Global bonds' near record high duration becomes a big risk

Jan 13 (Reuters) - Global bond portfolios are more sensitive than ever now, given their extended maturities increase the risk of capital losses as the Fed and other major central banks prepare to aggressively tighten policy.

The FTSE World Government Bond Index (.SBWGU), which comprises sovereign debt from over 20 countries, has an average duration of 8.75 years, according to Refinitiv Eikon data. That compares with a duration of 7.8 years in 2018 and 6.6 years around the 2013 'taper tantrum'.

The duration of a bond portfolio is the weighted average time of all the payments an investor receives, and a measure of how a bond's price responds to changes in interest rates. A bond with a duration of 10 years will see its price fall roughly 10% if rates rise by a percentage point.

Duration has risen as companies and governments around the world borrowed through longer term bonds heavily in the past few years to take advantage of ultra-low interest rates.

The FTSE World Broad Investment-Grade Bond Index's (WorldBIG) (.SBAHCPC) duration is at 7.5 years, near a 2020 record high.

Duration of world bond indexes

"Duration, or sensitivity to changes in interest rates, is near all-time highs for many fixed-income asset classes, leaving them vulnerable to total return losses on even modest moves," said Winnie Cisar, global head of strategy at research firm CreditSights, based in North Carolina.

Duration of global bonds

Benchmark U.S. 10-year Treasury yields are at their highest levels in almost two years as investors prime for the Federal Reserve to begin rising rates as soon as March, while it also shrinks its balance-sheet and sucks cash out. Investors are bracing for the Fed to raise rates four times this year.
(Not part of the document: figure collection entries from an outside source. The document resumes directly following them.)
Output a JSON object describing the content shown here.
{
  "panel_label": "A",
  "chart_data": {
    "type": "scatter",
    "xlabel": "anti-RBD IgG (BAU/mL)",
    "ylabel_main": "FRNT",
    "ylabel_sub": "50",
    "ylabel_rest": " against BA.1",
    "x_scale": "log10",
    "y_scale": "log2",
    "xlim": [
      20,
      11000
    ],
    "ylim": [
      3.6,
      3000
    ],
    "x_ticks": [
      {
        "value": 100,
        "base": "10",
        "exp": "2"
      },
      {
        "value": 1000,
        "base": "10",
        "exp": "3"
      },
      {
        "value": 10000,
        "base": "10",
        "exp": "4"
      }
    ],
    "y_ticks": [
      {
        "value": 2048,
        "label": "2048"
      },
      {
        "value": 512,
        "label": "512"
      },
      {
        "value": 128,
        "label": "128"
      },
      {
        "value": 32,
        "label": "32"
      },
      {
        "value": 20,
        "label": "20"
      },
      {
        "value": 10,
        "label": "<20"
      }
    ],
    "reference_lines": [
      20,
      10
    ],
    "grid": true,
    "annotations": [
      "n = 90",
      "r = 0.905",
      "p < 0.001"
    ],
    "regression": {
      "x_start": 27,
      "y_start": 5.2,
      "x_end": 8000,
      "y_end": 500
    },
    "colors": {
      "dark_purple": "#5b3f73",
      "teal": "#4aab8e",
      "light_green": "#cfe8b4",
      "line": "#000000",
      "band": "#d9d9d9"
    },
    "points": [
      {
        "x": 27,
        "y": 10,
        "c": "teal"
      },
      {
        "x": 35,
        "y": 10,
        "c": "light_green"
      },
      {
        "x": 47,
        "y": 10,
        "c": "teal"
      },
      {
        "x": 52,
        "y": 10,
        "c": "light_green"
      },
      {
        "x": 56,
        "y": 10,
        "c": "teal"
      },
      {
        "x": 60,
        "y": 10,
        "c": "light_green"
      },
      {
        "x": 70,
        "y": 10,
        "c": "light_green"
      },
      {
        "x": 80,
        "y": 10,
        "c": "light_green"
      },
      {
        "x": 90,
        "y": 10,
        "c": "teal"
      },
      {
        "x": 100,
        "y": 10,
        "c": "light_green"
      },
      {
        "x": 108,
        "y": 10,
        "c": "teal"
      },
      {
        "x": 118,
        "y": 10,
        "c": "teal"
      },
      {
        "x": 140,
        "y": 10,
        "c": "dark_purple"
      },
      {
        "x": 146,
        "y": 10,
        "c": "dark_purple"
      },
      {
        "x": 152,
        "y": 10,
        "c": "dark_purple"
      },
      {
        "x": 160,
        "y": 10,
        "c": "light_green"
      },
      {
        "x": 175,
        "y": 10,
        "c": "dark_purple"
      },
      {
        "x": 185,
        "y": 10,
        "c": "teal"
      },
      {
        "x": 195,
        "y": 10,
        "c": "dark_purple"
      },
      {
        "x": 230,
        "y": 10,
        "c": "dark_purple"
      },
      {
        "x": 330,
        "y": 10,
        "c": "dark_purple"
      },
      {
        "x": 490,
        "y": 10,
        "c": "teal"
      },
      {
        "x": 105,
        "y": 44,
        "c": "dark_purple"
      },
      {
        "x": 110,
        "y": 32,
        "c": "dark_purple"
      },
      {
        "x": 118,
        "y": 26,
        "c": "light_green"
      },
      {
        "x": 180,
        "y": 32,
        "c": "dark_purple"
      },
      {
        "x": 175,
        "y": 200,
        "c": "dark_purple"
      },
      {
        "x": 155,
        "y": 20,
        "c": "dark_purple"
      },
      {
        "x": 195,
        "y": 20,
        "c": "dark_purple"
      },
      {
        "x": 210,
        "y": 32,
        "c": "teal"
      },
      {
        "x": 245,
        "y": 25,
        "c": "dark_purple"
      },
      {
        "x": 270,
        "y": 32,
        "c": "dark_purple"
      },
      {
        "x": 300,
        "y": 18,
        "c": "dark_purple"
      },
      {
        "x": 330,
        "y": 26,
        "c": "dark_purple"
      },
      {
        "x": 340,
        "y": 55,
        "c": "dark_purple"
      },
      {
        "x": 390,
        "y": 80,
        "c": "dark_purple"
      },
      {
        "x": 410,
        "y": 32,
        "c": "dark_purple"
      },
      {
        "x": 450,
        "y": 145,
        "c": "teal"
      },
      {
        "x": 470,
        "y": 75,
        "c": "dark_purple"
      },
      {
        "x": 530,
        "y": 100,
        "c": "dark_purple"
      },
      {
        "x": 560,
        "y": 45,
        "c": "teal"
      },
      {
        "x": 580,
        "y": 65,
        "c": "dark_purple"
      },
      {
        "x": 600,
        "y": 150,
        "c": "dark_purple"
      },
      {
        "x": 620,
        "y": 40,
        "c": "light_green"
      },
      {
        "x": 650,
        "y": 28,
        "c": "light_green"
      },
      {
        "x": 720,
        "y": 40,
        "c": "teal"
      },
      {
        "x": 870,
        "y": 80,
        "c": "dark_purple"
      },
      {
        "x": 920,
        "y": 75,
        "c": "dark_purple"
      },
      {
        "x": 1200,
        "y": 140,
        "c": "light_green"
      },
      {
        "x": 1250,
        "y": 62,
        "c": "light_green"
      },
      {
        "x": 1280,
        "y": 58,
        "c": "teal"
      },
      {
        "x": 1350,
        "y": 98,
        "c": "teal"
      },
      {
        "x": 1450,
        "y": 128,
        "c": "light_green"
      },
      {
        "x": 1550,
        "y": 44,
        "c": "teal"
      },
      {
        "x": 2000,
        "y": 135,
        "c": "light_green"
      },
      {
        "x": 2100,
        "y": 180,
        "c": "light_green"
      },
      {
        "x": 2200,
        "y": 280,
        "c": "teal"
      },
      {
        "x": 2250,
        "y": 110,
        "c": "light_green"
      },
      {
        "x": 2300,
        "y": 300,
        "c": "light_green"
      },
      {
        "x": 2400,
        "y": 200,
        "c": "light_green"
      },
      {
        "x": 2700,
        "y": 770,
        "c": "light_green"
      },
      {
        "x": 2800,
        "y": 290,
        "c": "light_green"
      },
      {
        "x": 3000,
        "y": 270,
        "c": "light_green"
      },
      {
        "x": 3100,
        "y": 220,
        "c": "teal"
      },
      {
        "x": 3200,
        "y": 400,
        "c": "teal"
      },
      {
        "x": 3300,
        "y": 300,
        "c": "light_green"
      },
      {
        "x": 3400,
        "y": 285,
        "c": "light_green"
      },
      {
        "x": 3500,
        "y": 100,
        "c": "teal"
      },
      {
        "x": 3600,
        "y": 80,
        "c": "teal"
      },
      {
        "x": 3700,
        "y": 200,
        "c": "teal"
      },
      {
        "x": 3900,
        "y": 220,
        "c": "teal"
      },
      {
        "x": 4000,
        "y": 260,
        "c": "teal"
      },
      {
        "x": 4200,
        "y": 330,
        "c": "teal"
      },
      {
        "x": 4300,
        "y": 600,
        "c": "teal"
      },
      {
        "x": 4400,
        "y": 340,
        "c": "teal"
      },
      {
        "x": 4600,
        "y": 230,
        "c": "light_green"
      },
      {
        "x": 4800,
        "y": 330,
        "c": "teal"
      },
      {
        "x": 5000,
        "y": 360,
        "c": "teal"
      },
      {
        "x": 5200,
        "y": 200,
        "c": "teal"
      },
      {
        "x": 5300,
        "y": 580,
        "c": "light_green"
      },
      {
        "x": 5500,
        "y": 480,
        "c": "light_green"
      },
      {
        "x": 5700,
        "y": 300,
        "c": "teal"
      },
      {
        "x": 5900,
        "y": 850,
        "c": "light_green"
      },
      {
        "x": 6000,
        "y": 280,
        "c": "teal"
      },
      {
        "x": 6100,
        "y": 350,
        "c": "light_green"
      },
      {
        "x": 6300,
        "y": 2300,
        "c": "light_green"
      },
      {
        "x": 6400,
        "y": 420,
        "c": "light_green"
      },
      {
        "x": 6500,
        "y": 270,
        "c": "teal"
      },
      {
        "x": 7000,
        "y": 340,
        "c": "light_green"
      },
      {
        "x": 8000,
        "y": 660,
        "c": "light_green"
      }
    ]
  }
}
That "will have a profound negative impact on returns for higher-duration bonds and thus makes them much riskier," said Patrick Wood, chief executive officer at financial services firm DelphX.

Investors have been dumping U.S. investment-grade bonds over the past month as their lower coupons and longer maturities make them more vulnerable to duration risks.

BlackRock’s iShares iBoxx Investment Grade Corporate Bond ETF fell to a 9-1/2 month low of $129.03 this week.

According to Refinitiv data, U.S. investment-grade bonds faced outflows of $16.2 billion in December, the biggest since March 2020.

"We are cautious on duration risk, so we expect debt markets that have low yields/long maturities, like US IG to post total return losses," said Cisar.

Monthly fund flows: US investment grade and high yield

Andy Kapyrin, director of research at RegentAtlantic Capital, recommends investors buy inflation-protected bonds, floating-rate bank loans and alternative investments with bond-like risk-return profiles in the current scenario.

"The most vulnerable parts of the bond market are long-term bonds issued by the treasury, investment grade corporations, and municipalities. They have too little cushion to protect investors if yields rise."